Den 19den December 1833 werd De Cock voor het classicaal bestuur van Middelstum ontboden, om te antwoorden op de vragen:

1. of de aanklacht omtrent het doopen waarheid bevatte en of hij daarmede wenschte voort te gaan,
2. of hij personen van elders op zijn catechisatie toeliet, en of hij het werkje tegen Brouwer en Reddingius wilde herroepen.

De Cock wilde het doopen en catechiseeren nalaten, als men hem aantoonde uit Gods Woord en de kerkelijke reglementen dat hij zich misdragen had, en hij wilde ook het boekje tegen Brouwer en Reddingius herroepen, indien men hem op grond van Gods Woord van het verkeerde kon overtuigen. Hem werd geen gelegenheid gegeven zijn gedrag op grond van Gods Woord te rechtvaardigen. Nog dienzelfden dag werd hij geschorst op deze gronden:

1°. Het schrijven van het werkje: Verdediging van de Gereformeerde leer,
2°. Het doopen van kinderen uit andere gemeenten en
3°. Het aannemen van catechisanten uit andere gemeenten.

Stuitend ergerlijk en onrechtvaardig was dit vonnis. Hij werd veroordeeld, zonder dat hem gelegenheid gegeven was zich te rechtvaardigen, zonder dat een poging was gedaan, om hem op grond van Gods Woord en de kerkelijke bepalingen van het verkeerde te overtuigen. Doch zijn rechters hadden van te voren afgesproken dat De Cock „moest buigen of vallen”.

In Ulrum heerschte groote verslagenheid, toen het vonnis bekend werd. Het volk wilde den geliefden prediker met geweld op den preekstoel brengen. Maar De Cock wist het volk tot bedaren te brengen, en zocht, wars van scheuring, in den weg des rechts, herziening van het vonnis. Daarom onthield hij zich van alle ambtelijk werk, verzocht van het Provinciaal kerkbestuur herziening van het vonnis en beriep zich op den koning. Maar zijn beroep had geen gunstige uitwerking. Den 3den Maart gedaagd voor een commissie van het Provinciaal kerkbestuur, werd het classicale vonnis, na verantwoording, door het Provinciaal kerkbestuur bekrachtigd en verscherpt tot een schorsing voor twee jaren met verlies van tractement.

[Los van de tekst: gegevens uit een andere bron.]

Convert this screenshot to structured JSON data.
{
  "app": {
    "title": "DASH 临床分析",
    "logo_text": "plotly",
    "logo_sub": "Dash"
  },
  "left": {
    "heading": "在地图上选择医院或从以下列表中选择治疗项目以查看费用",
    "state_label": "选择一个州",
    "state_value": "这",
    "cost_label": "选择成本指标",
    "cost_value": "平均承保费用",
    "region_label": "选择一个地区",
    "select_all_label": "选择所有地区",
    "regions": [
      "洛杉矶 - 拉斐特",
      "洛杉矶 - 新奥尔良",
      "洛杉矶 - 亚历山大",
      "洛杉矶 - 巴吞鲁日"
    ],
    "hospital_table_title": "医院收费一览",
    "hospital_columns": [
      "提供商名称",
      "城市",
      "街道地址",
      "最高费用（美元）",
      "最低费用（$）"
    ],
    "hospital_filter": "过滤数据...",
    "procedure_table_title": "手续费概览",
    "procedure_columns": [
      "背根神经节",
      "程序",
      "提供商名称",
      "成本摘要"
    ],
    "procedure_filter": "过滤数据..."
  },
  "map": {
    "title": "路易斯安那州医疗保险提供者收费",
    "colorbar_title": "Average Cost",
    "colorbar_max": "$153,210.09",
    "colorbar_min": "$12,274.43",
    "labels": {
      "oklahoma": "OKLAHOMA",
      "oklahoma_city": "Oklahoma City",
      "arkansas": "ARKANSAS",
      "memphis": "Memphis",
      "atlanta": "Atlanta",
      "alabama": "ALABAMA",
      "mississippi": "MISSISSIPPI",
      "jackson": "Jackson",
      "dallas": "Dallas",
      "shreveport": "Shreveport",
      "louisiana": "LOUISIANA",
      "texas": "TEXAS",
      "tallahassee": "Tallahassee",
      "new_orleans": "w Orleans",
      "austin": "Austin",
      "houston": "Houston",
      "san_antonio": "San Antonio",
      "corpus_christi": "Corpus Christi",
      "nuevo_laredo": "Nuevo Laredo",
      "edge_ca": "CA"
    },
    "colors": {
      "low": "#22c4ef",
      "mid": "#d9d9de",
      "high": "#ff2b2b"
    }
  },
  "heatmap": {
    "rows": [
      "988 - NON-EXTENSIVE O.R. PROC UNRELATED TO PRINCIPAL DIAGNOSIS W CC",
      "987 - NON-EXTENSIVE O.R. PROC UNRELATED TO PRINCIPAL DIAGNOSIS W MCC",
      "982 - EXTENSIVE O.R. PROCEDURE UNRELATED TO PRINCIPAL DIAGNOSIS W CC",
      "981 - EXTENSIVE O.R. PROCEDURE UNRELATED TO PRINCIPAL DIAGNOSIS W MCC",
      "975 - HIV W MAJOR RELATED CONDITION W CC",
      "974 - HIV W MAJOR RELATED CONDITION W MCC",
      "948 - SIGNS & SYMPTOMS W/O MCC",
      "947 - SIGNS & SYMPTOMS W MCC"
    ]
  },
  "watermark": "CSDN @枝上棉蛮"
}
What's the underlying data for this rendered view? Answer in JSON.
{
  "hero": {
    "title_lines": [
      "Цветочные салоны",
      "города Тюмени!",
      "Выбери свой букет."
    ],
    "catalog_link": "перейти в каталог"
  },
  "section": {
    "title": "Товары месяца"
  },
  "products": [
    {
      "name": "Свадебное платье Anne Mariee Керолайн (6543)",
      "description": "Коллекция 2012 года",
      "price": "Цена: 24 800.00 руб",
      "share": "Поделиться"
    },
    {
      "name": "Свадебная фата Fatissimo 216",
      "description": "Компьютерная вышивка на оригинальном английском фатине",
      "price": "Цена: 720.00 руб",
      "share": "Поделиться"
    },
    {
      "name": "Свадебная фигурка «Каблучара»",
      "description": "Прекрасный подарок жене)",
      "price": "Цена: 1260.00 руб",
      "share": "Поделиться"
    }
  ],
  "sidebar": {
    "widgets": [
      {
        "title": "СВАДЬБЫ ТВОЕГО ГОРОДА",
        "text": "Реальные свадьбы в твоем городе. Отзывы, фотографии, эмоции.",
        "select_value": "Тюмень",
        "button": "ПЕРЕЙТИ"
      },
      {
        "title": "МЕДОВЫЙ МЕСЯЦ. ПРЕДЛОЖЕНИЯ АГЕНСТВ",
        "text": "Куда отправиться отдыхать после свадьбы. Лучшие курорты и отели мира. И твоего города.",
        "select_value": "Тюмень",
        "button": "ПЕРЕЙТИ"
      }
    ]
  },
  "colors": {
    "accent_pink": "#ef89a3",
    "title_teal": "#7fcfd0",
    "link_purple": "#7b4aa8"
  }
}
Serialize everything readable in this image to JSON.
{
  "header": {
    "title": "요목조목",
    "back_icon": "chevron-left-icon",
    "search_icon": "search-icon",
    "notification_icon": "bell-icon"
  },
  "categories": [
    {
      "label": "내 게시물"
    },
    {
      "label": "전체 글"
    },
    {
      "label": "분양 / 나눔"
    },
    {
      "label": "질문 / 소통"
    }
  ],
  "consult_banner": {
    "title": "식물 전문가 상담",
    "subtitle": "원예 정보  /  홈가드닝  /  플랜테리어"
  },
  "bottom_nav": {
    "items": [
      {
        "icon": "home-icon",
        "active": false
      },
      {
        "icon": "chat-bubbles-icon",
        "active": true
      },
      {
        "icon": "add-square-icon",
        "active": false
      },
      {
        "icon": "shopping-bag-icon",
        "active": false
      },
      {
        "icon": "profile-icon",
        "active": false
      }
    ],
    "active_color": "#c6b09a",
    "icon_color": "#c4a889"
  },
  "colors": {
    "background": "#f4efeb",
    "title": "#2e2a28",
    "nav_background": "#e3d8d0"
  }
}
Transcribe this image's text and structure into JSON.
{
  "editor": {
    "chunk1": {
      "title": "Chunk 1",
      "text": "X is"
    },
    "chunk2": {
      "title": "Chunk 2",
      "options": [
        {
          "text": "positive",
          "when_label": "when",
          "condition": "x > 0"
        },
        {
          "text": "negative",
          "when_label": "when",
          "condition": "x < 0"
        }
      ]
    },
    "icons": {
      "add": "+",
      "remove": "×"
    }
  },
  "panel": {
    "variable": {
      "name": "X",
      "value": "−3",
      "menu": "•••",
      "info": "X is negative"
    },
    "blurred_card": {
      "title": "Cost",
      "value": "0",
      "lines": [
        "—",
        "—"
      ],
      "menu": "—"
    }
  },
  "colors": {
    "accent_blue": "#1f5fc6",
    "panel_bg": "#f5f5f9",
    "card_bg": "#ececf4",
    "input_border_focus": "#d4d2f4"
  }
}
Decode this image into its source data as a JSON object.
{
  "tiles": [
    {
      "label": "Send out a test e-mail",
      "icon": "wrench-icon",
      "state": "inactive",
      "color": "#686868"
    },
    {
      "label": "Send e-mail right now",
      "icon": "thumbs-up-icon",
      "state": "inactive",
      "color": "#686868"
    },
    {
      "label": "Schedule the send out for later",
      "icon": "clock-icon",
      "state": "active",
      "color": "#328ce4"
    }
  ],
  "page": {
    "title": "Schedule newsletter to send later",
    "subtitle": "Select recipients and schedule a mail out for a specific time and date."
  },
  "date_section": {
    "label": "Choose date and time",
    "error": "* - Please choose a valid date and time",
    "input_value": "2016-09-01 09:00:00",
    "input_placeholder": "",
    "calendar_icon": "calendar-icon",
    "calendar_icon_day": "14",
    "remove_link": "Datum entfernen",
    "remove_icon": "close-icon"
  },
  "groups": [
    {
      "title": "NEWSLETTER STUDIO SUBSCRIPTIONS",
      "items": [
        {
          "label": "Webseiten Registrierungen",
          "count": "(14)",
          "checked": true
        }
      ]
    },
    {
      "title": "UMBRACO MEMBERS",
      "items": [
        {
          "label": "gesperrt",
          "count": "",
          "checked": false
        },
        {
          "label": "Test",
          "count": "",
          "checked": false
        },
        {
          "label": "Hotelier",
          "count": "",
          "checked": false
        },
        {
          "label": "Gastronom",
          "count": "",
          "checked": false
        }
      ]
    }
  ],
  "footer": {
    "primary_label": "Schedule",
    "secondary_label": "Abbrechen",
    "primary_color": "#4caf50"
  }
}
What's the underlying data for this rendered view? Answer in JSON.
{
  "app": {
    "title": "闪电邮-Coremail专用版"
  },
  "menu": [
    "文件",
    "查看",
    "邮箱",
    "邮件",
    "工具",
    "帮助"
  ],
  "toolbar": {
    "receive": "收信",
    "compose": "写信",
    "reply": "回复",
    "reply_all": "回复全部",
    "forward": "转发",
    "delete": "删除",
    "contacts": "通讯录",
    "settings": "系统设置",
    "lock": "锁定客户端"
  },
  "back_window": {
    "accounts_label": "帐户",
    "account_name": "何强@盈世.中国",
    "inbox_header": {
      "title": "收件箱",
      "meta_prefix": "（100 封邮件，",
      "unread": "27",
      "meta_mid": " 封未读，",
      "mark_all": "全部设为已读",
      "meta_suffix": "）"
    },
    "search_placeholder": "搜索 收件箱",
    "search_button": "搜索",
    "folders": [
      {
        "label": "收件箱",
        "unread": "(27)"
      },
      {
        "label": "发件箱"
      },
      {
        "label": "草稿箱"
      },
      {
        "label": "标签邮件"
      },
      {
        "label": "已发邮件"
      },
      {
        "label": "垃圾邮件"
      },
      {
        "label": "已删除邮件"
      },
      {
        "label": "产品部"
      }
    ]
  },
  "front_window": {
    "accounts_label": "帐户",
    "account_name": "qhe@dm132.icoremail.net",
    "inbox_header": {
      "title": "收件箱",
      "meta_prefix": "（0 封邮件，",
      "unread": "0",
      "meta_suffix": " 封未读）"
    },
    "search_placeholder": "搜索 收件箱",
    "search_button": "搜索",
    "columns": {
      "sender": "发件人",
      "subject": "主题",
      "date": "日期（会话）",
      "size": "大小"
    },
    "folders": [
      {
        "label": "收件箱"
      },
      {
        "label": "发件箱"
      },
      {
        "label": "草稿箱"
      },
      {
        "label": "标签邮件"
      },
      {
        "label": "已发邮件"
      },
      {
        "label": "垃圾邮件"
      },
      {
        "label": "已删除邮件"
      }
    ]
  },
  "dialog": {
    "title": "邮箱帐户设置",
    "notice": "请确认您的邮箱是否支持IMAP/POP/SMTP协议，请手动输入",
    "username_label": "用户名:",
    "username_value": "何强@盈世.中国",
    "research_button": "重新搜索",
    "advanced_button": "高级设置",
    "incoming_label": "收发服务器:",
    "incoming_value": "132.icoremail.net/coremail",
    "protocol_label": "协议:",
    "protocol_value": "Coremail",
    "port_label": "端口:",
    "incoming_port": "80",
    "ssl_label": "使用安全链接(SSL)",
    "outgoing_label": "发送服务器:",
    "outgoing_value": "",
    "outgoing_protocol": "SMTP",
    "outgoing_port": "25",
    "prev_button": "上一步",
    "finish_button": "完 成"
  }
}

Intusschen had De Cock onderscheidene werkjes geschreven en ook een voorrede in een boekje van Jacobus Klok: De Evangelische gezangen getoetst en gewogen en te licht bevonden. De schrijver noemt de gezangen „Sirenische minneliederen, om de Gereformeerden al zingende van hun zaligmakende leer af te helpen en een valsche leugenleer in te voeren.” Ofschoon dit boekje in al te forschen toon geschreven was, en het aan den inhoud te merken is dat hier geen geletterd man de pen had ^gehanteerd, kon De Cock dit boekje uitgeven met een voorrede van zijn hand, omdat hij van oordeel was hiermede de waarheid te kunnen dienen. Op grond nu van de uitgave van dit boekje van Klok werd De Cock „afgezet als predikant, met veroordeeling van denzelven in de kosten.” De Cock wilde geen gehoor geven aan den raad om zich af te scheiden. Zoolang niet alle middelen waren beproefd om de herstelling in zijn dienst te bevorderen, zoolang niet overtuigend gebleken was dat de kerk zóó diep vervallen was, dat de verdediging en handhaving der leer en der rechten der kerk met afzetting werd gestraft, zóó lang achtte hij afscheiding van de kerk ongeoorloofd. Om die reden beriep hij zich op de Algemeene Synode, en deze veranderde het vonnis in zoover, dat hem nog zes maanden tijds verleend werd „om zich te beraden, of hij zijn aanvallen tegen de gezangen wilde herroepen.” Onder den indruk van al het onrecht en den smaad hem aangedaan, greep een ontwikkelingsproces plaats in zijn ziel. De kerkbesturen hadden hun eigen wil en inzicht geplaatst boven het Woord van God.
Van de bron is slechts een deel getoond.